Clients can access file resources on the Oracle ZFS Storage Appliance using SMB or NFS, and each has a unique user identifier. SMB/Windows users have Security Descriptors (SIDs) and UNIX/Linux users have User IDs (UIDs). Users can also be members of groups that are identified by Group SIDs for Windows users or Group IDs (GIDs) for UNIX/Linux users.
In environments where file resources are accessed using both protocols, it is often desirable to establish identity equivalences where, for example, a UNIX user is equivalent to an Active Directory user. This is important for determining access rights to file resources on the appliance.
There are different types of identity mapping that involve Directory Services, such as Active Directory, LDAP, and NIS. Care should be taken to follow the security best practices for the directory service being used.

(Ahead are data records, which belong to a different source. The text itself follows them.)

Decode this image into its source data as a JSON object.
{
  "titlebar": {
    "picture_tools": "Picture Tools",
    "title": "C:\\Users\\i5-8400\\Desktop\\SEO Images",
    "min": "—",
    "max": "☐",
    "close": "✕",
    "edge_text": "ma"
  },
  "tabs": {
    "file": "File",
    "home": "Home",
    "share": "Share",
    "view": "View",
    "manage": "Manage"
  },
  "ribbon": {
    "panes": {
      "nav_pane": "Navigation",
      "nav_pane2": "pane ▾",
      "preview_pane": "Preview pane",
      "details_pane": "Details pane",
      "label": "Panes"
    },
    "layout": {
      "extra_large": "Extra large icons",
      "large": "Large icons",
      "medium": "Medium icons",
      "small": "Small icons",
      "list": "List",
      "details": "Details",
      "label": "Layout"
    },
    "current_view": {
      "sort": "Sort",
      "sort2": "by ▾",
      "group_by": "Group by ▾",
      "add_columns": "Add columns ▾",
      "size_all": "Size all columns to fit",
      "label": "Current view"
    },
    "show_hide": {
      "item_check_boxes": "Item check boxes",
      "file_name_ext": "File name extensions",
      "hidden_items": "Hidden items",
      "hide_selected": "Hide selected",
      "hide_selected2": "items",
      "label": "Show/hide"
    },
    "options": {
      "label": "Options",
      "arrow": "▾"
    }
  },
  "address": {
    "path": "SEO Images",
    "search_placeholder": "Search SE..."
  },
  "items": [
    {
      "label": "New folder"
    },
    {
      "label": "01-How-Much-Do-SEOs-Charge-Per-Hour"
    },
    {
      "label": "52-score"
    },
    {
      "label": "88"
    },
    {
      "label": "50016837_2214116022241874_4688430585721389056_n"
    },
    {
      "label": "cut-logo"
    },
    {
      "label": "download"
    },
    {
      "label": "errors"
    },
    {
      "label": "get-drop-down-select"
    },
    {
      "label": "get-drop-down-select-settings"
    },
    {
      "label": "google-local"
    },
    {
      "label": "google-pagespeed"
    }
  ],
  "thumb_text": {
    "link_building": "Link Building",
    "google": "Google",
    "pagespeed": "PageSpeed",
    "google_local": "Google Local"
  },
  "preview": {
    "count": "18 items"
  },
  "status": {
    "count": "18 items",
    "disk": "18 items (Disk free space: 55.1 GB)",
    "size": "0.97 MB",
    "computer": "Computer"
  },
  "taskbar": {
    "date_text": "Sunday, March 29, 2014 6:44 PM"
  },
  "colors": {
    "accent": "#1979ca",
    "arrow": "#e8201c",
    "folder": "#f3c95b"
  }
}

Microsoft offers a feature called Identity Management for UNIX (IDMU). This software is available for Windows Server 2003 and is bundled with Windows Server 2003 R2 and later. This feature is part of what was formerly called Services for UNIX, in its unbundled form.
The primary use of IDMU is to support Windows as a NIS/NFS server. IDMU lets the administrator specify a number of UNIX-related parameters: UID, GID, login shell, home directory, and similar for groups. These parameters are made available using AD through a schema similar to but not the same as RFC 2307, and through the NIS service.

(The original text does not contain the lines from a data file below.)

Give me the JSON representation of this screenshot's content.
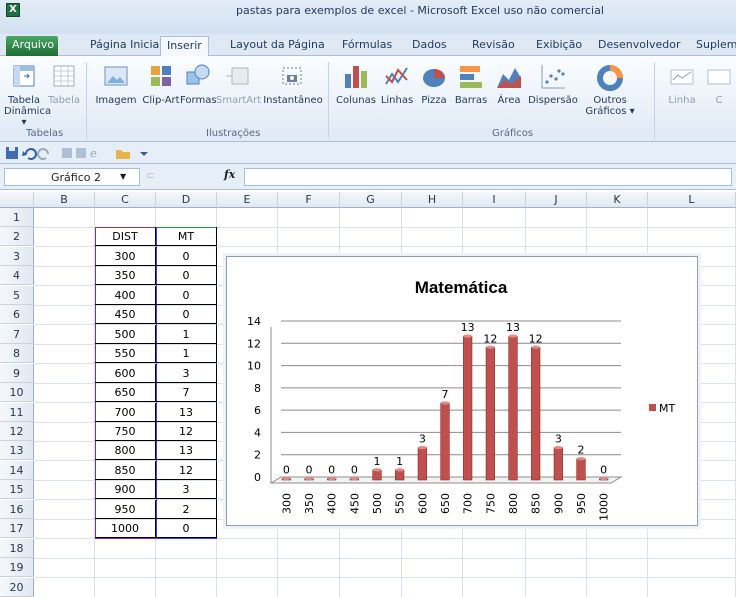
{
  "window": {
    "app_icon": "X",
    "title": "pastas para exemplos de excel - Microsoft Excel uso não comercial"
  },
  "tabs": [
    "Arquivo",
    "Página Inicial",
    "Inserir",
    "Layout da Página",
    "Fórmulas",
    "Dados",
    "Revisão",
    "Exibição",
    "Desenvolvedor",
    "Suplem"
  ],
  "active_tab": "Inserir",
  "ribbon": {
    "groups": [
      {
        "label": "Tabelas",
        "buttons": [
          "Tabela Dinâmica ▾",
          "Tabela"
        ]
      },
      {
        "label": "Ilustrações",
        "buttons": [
          "Imagem",
          "Clip-Art",
          "Formas",
          "SmartArt",
          "Instantâneo"
        ]
      },
      {
        "label": "Gráficos",
        "buttons": [
          "Colunas",
          "Linhas",
          "Pizza",
          "Barras",
          "Área",
          "Dispersão",
          "Outros Gráficos ▾"
        ]
      },
      {
        "label": "",
        "buttons": [
          "Linha",
          "C"
        ]
      }
    ]
  },
  "name_box": "Gráfico 2",
  "fx_label": "fx",
  "columns": [
    "B",
    "C",
    "D",
    "E",
    "F",
    "G",
    "H",
    "I",
    "J",
    "K",
    "L"
  ],
  "rows": [
    "1",
    "2",
    "3",
    "4",
    "5",
    "6",
    "7",
    "8",
    "9",
    "10",
    "11",
    "12",
    "13",
    "14",
    "15",
    "16",
    "17",
    "18",
    "19",
    "20"
  ],
  "table": {
    "headers": [
      "DIST",
      "MT"
    ],
    "rows": [
      [
        "300",
        "0"
      ],
      [
        "350",
        "0"
      ],
      [
        "400",
        "0"
      ],
      [
        "450",
        "0"
      ],
      [
        "500",
        "1"
      ],
      [
        "550",
        "1"
      ],
      [
        "600",
        "3"
      ],
      [
        "650",
        "7"
      ],
      [
        "700",
        "13"
      ],
      [
        "750",
        "12"
      ],
      [
        "800",
        "13"
      ],
      [
        "850",
        "12"
      ],
      [
        "900",
        "3"
      ],
      [
        "950",
        "2"
      ],
      [
        "1000",
        "0"
      ]
    ]
  },
  "chart_data": {
    "type": "bar",
    "title": "Matemática",
    "categories": [
      "300",
      "350",
      "400",
      "450",
      "500",
      "550",
      "600",
      "650",
      "700",
      "750",
      "800",
      "850",
      "900",
      "950",
      "1000"
    ],
    "series": [
      {
        "name": "MT",
        "values": [
          0,
          0,
          0,
          0,
          1,
          1,
          3,
          7,
          13,
          12,
          13,
          12,
          3,
          2,
          0
        ],
        "color": "#c0504d"
      }
    ],
    "ylim": [
      0,
      14
    ],
    "yticks": [
      0,
      2,
      4,
      6,
      8,
      10,
      12,
      14
    ],
    "grid": true,
    "legend": "right",
    "data_labels": true
  }
}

When the IDMU mapping mode is used, the identity mapping service uses these UNIX attributes to establish mappings between Windows and UNIX identities. This approach is very similar to directory-based mapping, except the identity mapping service queries the property schema established by the IDMU software instead of allowing a custom schema. When this approach is used, no other directory-based mapping can be used.
Directory-based mapping involves annotating an LDAP or Active Directory object with information about how the identity maps to an equivalent identity on the opposite platform. These extra attributes associated with the object must be configured.
Name-based mapping involves creating various rules that map identities by name. These rules establish equivalences between Windows identities and UNIX identities.
If a name-based mapping rule does not apply for a particular user, that user is given temporary credentials through an ephemeral mapping unless they are blocked by a deny mapping. When a Windows user with an ephemeral UNIX name creates a file on the system, Windows clients accessing the file using SMB see that the file is owned by that Windows identity. However, NFS clients see that the file is owned by “nobody”.